# Thetford Electric cassette toilet



## spire2003 (Dec 21, 2008)

Can anyone tell me how to fill up the flush tank on a thetford electric cassette toilet ??? Got one in my Elddis Autostratus EK but didnt get as much info/paperwork as i would have liked when i bought it recently. On another note has anyone had any success when requesting owners handbook from Elddis. Mine is a 1998 model with the Peugeot Boxer chassis.


----------



## SaddleTramp (Feb 15, 2007)

Which model is it ?, All the ones I have had work from the main feed and dont have a tank as such, you push the button and pump pushes water around bowl.


----------



## joedenise (Jul 20, 2007)

hi Not sure on your van but it will either be on the outside of the toilet a small lockable cap or from the main cold tank

joe


----------



## Zebedee (Oct 3, 2007)

If the rear of your van looks like this, Saddletramp is right.

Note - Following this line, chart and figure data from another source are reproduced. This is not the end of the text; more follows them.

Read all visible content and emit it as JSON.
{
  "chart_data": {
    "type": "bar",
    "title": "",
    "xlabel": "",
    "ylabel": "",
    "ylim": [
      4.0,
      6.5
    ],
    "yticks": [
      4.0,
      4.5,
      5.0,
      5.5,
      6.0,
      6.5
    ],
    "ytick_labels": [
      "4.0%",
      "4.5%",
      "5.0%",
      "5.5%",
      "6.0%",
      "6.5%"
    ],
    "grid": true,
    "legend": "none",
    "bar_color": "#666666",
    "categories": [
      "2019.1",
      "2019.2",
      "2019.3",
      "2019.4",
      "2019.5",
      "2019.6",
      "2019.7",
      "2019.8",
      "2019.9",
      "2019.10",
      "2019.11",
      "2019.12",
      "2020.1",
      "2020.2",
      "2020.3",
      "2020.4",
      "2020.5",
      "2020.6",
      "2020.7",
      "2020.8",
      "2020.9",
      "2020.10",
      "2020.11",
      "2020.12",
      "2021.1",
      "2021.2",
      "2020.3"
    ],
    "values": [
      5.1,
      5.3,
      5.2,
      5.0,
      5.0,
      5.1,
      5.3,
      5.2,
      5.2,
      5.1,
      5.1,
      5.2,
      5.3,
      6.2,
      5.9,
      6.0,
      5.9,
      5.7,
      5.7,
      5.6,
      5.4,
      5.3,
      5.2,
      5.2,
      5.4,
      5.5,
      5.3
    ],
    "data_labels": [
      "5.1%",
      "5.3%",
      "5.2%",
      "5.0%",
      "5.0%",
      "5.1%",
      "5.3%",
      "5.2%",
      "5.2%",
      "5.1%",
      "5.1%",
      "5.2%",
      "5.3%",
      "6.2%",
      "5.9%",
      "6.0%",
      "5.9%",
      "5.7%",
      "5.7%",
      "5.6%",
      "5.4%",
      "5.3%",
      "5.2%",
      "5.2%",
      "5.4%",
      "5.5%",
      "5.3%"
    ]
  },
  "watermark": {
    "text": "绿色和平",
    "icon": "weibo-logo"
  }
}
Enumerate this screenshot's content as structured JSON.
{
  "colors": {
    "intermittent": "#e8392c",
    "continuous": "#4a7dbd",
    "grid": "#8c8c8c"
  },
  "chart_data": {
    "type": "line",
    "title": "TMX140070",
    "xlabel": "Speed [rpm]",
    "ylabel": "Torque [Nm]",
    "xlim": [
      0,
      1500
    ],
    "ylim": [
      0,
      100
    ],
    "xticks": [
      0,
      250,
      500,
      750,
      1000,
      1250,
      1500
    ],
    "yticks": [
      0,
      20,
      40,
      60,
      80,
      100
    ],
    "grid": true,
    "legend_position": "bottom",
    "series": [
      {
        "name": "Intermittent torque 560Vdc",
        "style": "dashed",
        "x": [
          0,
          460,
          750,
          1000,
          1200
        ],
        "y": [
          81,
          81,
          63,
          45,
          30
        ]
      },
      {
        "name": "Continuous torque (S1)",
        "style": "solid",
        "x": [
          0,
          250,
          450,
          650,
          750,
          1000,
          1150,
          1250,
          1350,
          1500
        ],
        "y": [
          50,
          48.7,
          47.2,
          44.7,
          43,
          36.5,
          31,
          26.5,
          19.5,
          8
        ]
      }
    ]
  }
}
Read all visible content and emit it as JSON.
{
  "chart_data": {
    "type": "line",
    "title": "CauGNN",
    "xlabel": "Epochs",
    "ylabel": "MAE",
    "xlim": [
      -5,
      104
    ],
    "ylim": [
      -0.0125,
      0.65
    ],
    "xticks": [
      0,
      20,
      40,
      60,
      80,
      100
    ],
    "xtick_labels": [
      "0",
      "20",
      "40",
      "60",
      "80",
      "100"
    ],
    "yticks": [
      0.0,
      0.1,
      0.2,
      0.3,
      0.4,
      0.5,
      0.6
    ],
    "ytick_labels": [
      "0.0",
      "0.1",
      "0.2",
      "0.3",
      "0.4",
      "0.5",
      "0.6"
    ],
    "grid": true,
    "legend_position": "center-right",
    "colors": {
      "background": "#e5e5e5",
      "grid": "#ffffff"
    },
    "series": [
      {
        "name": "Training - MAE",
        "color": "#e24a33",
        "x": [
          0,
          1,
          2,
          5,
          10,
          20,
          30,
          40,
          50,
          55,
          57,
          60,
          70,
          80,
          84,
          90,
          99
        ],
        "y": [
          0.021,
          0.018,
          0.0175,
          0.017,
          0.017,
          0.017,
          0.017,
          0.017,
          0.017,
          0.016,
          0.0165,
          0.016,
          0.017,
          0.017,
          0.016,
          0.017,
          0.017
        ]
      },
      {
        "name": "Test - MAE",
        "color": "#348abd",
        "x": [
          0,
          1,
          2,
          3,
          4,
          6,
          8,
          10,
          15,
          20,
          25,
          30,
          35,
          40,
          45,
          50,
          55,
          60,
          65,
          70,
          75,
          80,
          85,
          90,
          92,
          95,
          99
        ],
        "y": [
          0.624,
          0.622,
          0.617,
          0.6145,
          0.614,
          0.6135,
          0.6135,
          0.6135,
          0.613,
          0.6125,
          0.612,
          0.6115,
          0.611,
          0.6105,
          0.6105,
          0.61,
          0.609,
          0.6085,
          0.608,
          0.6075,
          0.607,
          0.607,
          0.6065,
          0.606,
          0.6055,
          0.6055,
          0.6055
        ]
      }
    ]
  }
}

If it had a separate flush tank there would be the little lockable trap door (already mentioned) just above the cassette locker - and there ain't one on this photo.

Dave


----------



## spire2003 (Dec 21, 2008)

Thanks to you all. Zeberdee it is the same as van on picture.

spire2003


----------



## joedenise (Jul 20, 2007)

Second thoughts - another place it might be is in the locker with the casette, it will have pull out bit at the top to fill up - we had one like that on a caravan.

Joe


----------